Train your snap reactions—not swearing, kindly rebuking, strategic reaction, driving, family decisions, et cetera. Too much occurs in life to anticipate every circumstance or calculate how to respond. In essence, this means living by principles. More specifically, it means ingraining your principles into your habits so that acting on your principles becomes second nature.

Consider news, politics, and business. By automatically presuming, “If everyone is doing it, I won’t,” you will keep your business unique—and thus “necessary”—, you won’t be shocked by what happens in the news, and you will know the political climate enough to adapt in advance. Just the same, the principle from Jesus, “Build your house on the rock,” will tell you which governments, economies, and companies will collapse and which will last. Then, when the billionaires and newspapers try to tell you where they hope you should invest in, you’ll be smart enough to know, “They lie to their people. It won’t last.” Then, when stock sinks like ENRON and GM, and everyone is in panic, you’ll say, “They didn’t pay taxes, so they weren’t profiting, I don’t care what the accountants say about GAAP.”

But, these must be habits.

As you approach 40 years old, many practices in your life will become habits. Then, you’ll mostly live on autopilot, all the while thinking, “I’m tired.” So, wisely choose your habits before that time arrives, lest your habits choose themselves.

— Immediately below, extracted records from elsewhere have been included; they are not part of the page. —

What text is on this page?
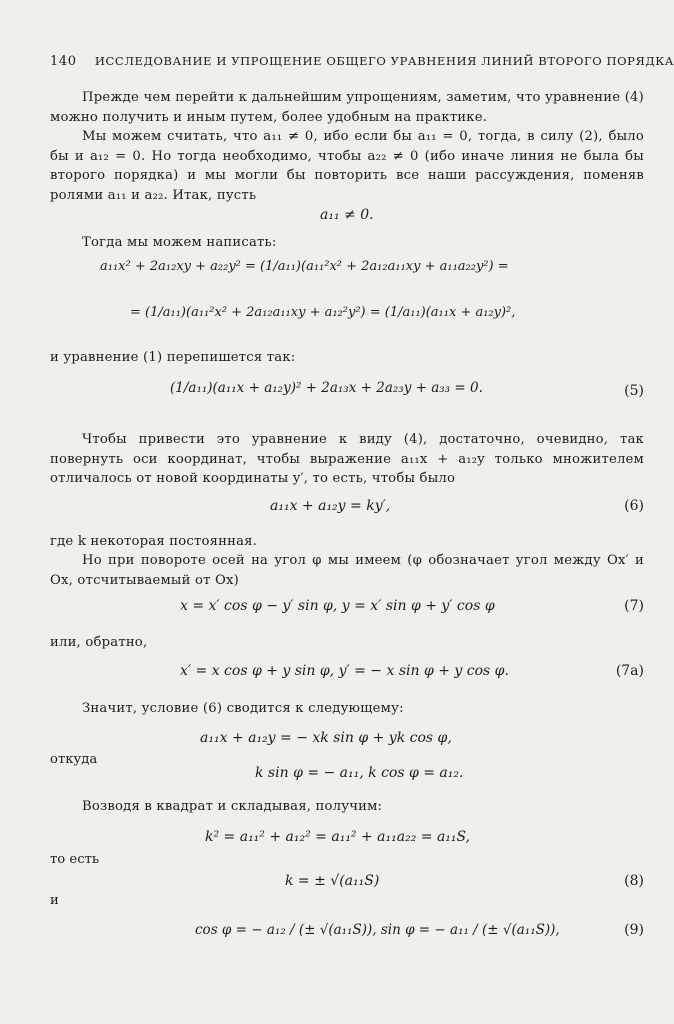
140 ИССЛЕДОВАНИЕ И УПРОЩЕНИЕ ОБЩЕГО УРАВНЕНИЯ ЛИНИЙ ВТОРОГО ПОРЯДКА
Прежде чем перейти к дальнейшим упрощениям, заметим, что уравнение (4) можно получить и иным путем, более удобным на практике.
Мы можем считать, что a₁₁ ≠ 0, ибо если бы a₁₁ = 0, тогда, в силу (2), было бы и a₁₂ = 0. Но тогда необходимо, чтобы a₂₂ ≠ 0 (ибо иначе линия не была бы второго порядка) и мы могли бы повторить все наши рассуждения, поменяв ролями a₁₁ и a₂₂. Итак, пусть
a₁₁ ≠ 0.
Тогда мы можем написать:
a₁₁x² + 2a₁₂xy + a₂₂y² = (1/a₁₁)(a₁₁²x² + 2a₁₂a₁₁xy + a₁₁a₂₂y²) =
= (1/a₁₁)(a₁₁²x² + 2a₁₂a₁₁xy + a₁₂²y²) = (1/a₁₁)(a₁₁x + a₁₂y)²,
и уравнение (1) перепишется так:
(1/a₁₁)(a₁₁x + a₁₂y)² + 2a₁₃x + 2a₂₃y + a₃₃ = 0.	(5)
Чтобы привести это уравнение к виду (4), достаточно, очевидно, так повернуть оси координат, чтобы выражение a₁₁x + a₁₂y только множителем отличалось от новой координаты y′, то есть, чтобы было
a₁₁x + a₁₂y = ky′,	(6)
где k некоторая постоянная.
Но при повороте осей на угол φ мы имеем (φ обозначает угол между Ox′ и Ox, отсчитываемый от Ox)
x = x′ cos φ − y′ sin φ, y = x′ sin φ + y′ cos φ	(7)
или, обратно,
x′ = x cos φ + y sin φ, y′ = − x sin φ + y cos φ.	(7a)
Значит, условие (6) сводится к следующему:
a₁₁x + a₁₂y = − xk sin φ + yk cos φ,
откуда
k sin φ = − a₁₁, k cos φ = a₁₂.
Возводя в квадрат и складывая, получим:
k² = a₁₁² + a₁₂² = a₁₁² + a₁₁a₂₂ = a₁₁S,
то есть
k = ± √(a₁₁S)	(8)
и
cos φ = − a₁₂ / (± √(a₁₁S)), sin φ = − a₁₁ / (± √(a₁₁S)),	(9)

It is vital to train these habits early on and include among them innovation and “flexibility” as key habits. You do not want your habits to be dependent on geopolitical paradigms nor technology, which always change. The best way to remain flexible with the times, as a habit, is to learn outdated technology and artisan craftsmanship. Learning to type, for example, write cursive or calligraphy, playing older video games, occasionally dressing old school, using transportation means from 100 years ago, studying steam engines and traditional sand casting—these will help you see technology in a transcendent way. If you do that, then technology will be for you a river, not a pillar, meaning you will flow in technological changes, even in your old age, merely as a habit.